Primé samedi à Berlin, le film de François Ozon était sous la menace d’une annulation de sa sortie en salles à la suite de deux plaintes pour atteinte à la présomption d’innocence. Deux plaintes rejetées par la justice. En France comme en Suisse, la censure a toujours plutôt été une affaire de morale

Présidé par Juliette Binoche, le jury de la 69e Berlinale a décerné samedi dernier son Grand Prix à Grâce à Dieu. Sans surprise, François Ozon a dédié la première récompense majeure de sa carrière aux victimes d’abus sexuels, expliquant que son film «essaie de briser le silence sur un problème qui existe dans beaucoup d’institutions».
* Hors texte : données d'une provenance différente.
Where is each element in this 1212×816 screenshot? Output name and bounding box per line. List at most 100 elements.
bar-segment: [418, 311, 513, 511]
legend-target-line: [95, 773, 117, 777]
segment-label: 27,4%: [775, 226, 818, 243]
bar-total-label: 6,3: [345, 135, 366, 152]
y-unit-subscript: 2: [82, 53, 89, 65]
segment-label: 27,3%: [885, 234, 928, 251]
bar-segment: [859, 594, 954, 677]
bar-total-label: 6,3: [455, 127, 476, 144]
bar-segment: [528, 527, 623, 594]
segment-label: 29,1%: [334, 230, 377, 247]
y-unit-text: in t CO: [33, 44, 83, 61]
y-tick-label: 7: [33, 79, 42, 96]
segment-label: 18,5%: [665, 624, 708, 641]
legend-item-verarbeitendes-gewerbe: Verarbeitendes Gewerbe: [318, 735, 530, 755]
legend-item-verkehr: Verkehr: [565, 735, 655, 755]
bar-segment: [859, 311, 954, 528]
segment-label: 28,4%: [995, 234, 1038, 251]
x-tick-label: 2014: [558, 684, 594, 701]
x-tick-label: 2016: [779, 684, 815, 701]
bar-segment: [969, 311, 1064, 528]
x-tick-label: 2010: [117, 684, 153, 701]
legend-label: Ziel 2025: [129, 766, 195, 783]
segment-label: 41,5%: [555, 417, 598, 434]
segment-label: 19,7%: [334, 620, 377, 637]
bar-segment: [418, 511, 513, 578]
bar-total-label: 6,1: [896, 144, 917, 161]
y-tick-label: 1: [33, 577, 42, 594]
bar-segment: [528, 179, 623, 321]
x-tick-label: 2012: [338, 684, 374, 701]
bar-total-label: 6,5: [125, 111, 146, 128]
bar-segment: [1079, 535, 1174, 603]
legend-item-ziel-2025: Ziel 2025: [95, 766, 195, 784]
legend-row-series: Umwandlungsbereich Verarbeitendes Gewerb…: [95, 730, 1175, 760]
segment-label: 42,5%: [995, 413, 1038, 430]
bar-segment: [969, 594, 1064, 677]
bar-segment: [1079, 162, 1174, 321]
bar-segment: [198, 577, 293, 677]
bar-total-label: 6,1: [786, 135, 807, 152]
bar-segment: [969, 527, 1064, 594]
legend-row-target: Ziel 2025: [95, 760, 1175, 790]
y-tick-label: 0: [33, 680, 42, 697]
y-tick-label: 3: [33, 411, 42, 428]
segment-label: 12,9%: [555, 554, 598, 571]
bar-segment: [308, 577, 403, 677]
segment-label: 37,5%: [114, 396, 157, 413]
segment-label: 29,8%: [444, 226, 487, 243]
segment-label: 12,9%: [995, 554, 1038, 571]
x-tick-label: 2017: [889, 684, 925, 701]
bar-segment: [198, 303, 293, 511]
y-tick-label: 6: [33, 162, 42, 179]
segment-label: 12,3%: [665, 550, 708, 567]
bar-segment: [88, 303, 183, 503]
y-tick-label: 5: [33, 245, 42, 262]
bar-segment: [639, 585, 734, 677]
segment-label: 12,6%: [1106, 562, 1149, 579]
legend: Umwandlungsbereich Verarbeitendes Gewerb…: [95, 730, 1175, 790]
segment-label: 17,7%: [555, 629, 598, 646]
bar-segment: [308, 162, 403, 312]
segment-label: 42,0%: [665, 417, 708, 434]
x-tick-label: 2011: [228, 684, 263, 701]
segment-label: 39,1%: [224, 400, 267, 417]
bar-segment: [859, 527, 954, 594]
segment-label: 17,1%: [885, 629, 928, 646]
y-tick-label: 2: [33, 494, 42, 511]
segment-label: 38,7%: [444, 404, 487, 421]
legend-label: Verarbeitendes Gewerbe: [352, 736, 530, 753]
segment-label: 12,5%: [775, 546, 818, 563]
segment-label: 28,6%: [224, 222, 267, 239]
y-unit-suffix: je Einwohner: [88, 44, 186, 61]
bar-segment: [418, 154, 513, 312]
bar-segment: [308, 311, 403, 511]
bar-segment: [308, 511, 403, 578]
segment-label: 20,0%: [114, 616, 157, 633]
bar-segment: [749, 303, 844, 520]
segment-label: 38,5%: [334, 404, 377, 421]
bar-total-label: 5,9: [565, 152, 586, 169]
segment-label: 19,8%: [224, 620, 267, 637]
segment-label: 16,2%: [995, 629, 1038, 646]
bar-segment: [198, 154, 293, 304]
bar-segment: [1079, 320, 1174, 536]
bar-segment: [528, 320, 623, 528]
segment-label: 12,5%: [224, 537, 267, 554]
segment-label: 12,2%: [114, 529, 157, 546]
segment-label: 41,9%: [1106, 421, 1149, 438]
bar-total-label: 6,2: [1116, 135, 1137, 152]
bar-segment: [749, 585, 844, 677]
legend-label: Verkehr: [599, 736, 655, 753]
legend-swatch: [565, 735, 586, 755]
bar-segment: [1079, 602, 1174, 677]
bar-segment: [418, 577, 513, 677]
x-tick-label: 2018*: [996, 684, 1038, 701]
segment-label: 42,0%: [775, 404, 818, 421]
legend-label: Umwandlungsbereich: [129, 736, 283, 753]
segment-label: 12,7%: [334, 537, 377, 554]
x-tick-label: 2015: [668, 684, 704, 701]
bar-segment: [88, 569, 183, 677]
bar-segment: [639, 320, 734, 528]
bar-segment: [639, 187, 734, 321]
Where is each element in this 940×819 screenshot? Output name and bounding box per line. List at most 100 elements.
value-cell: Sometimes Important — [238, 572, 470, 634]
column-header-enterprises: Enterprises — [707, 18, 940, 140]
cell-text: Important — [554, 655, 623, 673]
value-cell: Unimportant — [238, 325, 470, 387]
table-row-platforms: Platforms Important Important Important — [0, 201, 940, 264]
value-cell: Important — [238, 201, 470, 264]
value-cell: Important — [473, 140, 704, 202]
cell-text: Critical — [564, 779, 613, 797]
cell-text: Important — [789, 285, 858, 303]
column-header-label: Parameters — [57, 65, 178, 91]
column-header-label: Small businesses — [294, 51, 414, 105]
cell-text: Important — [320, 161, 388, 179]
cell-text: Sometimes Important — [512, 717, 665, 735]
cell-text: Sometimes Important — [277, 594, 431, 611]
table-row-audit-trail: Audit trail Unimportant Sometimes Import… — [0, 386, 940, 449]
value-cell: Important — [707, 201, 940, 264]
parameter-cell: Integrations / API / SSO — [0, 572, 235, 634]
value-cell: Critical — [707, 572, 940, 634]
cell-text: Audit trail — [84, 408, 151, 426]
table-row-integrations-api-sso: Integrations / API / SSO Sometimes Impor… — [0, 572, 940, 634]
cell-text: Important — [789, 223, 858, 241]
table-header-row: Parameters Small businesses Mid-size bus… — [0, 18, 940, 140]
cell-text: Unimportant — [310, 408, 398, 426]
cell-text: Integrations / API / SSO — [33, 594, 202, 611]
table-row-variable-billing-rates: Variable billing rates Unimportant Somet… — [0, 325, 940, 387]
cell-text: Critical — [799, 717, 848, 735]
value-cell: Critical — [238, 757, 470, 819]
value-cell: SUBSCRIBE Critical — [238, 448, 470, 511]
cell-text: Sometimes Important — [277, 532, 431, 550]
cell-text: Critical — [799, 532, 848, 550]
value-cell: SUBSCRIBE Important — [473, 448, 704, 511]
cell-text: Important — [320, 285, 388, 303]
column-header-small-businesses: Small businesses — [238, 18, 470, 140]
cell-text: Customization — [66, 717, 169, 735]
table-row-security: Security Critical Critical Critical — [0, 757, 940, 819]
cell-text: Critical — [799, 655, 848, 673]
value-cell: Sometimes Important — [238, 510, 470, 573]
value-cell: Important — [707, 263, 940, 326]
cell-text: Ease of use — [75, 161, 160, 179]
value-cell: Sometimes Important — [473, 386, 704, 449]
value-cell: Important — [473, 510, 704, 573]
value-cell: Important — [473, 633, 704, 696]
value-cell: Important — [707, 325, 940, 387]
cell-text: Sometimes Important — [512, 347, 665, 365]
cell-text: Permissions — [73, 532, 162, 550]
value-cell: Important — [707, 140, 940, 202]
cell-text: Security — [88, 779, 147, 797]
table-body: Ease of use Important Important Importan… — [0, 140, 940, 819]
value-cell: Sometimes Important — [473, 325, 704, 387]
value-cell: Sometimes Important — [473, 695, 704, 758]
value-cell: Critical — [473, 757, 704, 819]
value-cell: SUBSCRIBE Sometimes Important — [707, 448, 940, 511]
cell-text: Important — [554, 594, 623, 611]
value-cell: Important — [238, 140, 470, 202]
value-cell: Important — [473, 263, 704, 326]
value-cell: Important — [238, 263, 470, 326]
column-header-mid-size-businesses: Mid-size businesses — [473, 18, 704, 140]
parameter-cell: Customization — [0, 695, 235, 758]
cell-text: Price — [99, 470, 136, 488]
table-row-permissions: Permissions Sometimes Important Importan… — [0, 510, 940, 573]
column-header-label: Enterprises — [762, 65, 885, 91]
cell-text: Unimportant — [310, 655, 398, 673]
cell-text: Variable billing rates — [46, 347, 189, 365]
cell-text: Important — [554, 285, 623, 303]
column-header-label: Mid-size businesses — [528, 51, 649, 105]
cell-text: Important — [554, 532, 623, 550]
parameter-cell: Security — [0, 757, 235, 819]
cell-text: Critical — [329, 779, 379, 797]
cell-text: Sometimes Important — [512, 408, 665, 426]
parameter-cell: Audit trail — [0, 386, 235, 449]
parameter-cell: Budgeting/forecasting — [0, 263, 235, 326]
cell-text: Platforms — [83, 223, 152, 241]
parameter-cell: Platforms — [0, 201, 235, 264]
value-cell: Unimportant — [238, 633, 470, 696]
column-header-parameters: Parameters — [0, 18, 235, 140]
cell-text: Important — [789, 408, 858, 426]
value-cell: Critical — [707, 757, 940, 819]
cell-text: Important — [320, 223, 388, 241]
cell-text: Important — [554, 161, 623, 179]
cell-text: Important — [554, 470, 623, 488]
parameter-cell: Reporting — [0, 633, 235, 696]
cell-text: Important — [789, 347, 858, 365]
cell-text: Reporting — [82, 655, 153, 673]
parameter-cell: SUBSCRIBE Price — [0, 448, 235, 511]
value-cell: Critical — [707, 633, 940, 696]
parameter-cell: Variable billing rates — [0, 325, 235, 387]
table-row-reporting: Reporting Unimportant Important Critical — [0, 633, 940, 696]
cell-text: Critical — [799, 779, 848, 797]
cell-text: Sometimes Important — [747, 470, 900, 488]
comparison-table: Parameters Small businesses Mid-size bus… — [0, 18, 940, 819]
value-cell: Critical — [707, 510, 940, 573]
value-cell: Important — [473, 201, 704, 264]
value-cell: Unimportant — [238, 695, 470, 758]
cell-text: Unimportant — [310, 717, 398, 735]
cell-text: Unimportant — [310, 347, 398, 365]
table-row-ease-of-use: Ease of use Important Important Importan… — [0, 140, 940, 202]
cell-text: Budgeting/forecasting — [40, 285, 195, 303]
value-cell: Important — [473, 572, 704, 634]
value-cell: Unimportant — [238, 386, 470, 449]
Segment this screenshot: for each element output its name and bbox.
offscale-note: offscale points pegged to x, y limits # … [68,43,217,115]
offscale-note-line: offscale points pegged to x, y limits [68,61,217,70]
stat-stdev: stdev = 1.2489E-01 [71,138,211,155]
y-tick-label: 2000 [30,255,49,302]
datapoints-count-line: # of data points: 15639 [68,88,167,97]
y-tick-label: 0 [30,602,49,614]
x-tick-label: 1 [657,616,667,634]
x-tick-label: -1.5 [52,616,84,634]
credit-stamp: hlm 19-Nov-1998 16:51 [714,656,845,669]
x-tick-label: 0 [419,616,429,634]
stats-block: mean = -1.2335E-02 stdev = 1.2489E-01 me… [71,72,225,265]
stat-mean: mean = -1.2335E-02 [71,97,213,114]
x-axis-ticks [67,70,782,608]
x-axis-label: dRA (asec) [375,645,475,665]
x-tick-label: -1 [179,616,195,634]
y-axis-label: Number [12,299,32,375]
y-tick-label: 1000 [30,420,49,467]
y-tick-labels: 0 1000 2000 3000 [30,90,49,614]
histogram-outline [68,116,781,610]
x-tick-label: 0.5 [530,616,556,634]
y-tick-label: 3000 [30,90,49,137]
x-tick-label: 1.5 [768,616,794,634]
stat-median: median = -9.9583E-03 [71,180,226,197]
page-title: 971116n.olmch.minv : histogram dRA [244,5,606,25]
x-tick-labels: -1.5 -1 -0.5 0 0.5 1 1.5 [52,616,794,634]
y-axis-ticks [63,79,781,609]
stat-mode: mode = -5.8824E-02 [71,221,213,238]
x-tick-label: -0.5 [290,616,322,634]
Dans la foulée, il apprenait que l’avocat de Bernard Preynat, ce prêtre accusé d’abus sexuels sur mineurs, demandait l’interdiction du film tant que son client n’avait pas été jugé. Une demande rejetée par le Tribunal de grande instance de Paris. «Présenter durant deux heures comme coupable un homme qui n’a pas encore été jugé comme tel constitue une atteinte à la présomption d’innocence», a commenté le défenseur de Preynat, alors même que ce dernier n’a jamais nié les faits dont il est accusé.